Histórico de disputas
O histórico da CRBC levanta preocupações legítimas, pois seus projetos em todo o mundo estão repletos de problemas. No Equador, o projeto Solução Viária Guayasamín, que buscava conectar Quito com os vales de Tumbaco e Cumbayá, está paralisado desde 2019, devido a violações contratuais e uma arbitragem internacional entre a CRBC e a Empresa Pública Metropolitana de Mobilidade e Obras Públicas, informou o Instituto Equatoriano de Arbitragem.
As irregularidades incluíram a falta de projetos finais, o fornecimento inadequado de bens e serviços e a gestão pouco transparente de fundos, indica a revista de arbitragem Ciar Global. Esse projeto, assinado em 2016, previa a execução das obras em 28 meses e sua administração sob um esquema de concessão por 30 anos.
Em Montenegro, a CRBC enfrentou severas críticas ao atrasar a construção de uma seção de 41 quilômetros da rodovia Bar-Boljare, financiada com um empréstimo de quase US$ 1 bilhão por Exim Bank da China, informa a ONG Support4Partnership, sediada em Sarajevo, Bósnia e Herzegovina.

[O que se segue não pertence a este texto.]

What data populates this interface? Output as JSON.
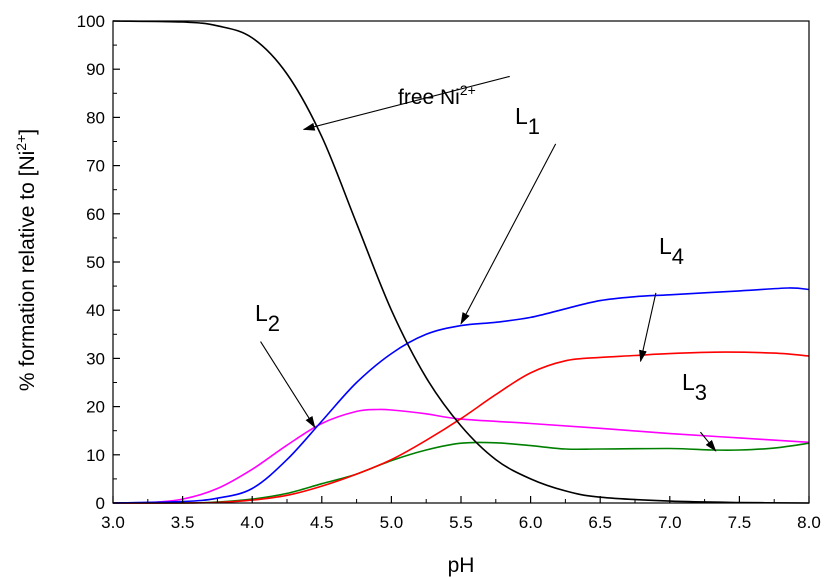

De acordo com o jornal espanhol El Confidencial, os custos excedentes e os danos ao ecossistema do rio Tara deixaram o país com uma dívida insustentável, com o risco de que os principais recursos sejam confiscados se os pagamentos não forem feitos até 2035.
“O projeto da Ponte Corentyne pode expor o Suriname a riscos significativos. O envolvimento da CRBC e China Exim Bank, conhecidos por suas práticas em projetos como a rodovia de Montenegro, aumenta a possibilidade de cair em uma ‘armadilha da dívida’”, comentou Tapia. “Se o Suriname não puder cumprir sua parte do financiamento, poderia recorrer a empréstimos adicionais da China, aumentando sua dívida externa e sua vulnerabilidade de ceder a Pequim o controle sobre ativos estratégicos ou sua infraestrutura crítica.”
Promessas não cumpridas
O porto de Hambantota, no Sri Lanka, construído pela estatal China Merchant Ports, é um exemplo recorrente dos riscos associados a esses investimentos. Inicialmente concebido para impulsionar o comércio, o projeto acumulou uma dívida de US$ 8 bilhões, levando o país a ceder o porto à China por 99 anos. Esse modelo de financiamento, conhecido como “diplomacia da armadilha da dívida”, destaca o impacto negativo que acordos mal administrados podem ter sobre a soberania dos países anfitriões, observa a plataforma argentina de notícias Infobae.
Na Venezuela, o projeto da ferrovia Tinaco-Anaco, financiado com mais de US$ 2,7 bilhões pelo Fundo Conjunto China-Venezuela, ficou inacabado e foi afetado por conflitos trabalhistas e danos ecológicos, informou o site independente Armando Info. De acordo com o diário venezuelano El Pitazo, apenas um terço do projeto foi concluído antes de ser desmantelado em 2021.
O Equador oferece outro exemplo preocupante com a usina hidrelétrica Coca Codo Sinclair. Desde sua inauguração em 2016, a usina sofreu várias falhas estruturais, que geram interrupções constantes e milhões em perdas econômicas para o país, e enfrenta uma reivindicação de arbitragem de US$ 580 milhões contra a estatal chinesa Sinohydro, ressalta o jornal equatoriano Primicias. As milhares de rachaduras em geradores de eletricidade continuam a aumentar em tamanho e número, causando danos cujos custos ainda não foram quantificados.
Riscos estruturais
A experiência desses países com projetos liderados por empresas estatais chinesas destaca um padrão de custos excessivos, problemas técnicos e falta de transparência. A ponte Corentyne, embora promissora no papel, levanta dúvidas sobre se será realmente “uma porta de entrada para o desenvolvimento ou uma armadilha de riscos”, adverte Tapia.
“O fortalecimento dos mecanismos de supervisão e a exigência de conformidade com os padrões internacionais são essenciais para mitigar os riscos associados a esse tipo de investimento”, concluiu Tapia. Guiana, Suriname e todos os países que tenham acordos com empresas chinesas “devem incluir cláusulas de arbitragem em seus contratos que sejam resolvidas fora de Pequim e garantam sua transparência, como uma medida fundamental para reduzir possíveis subornos”.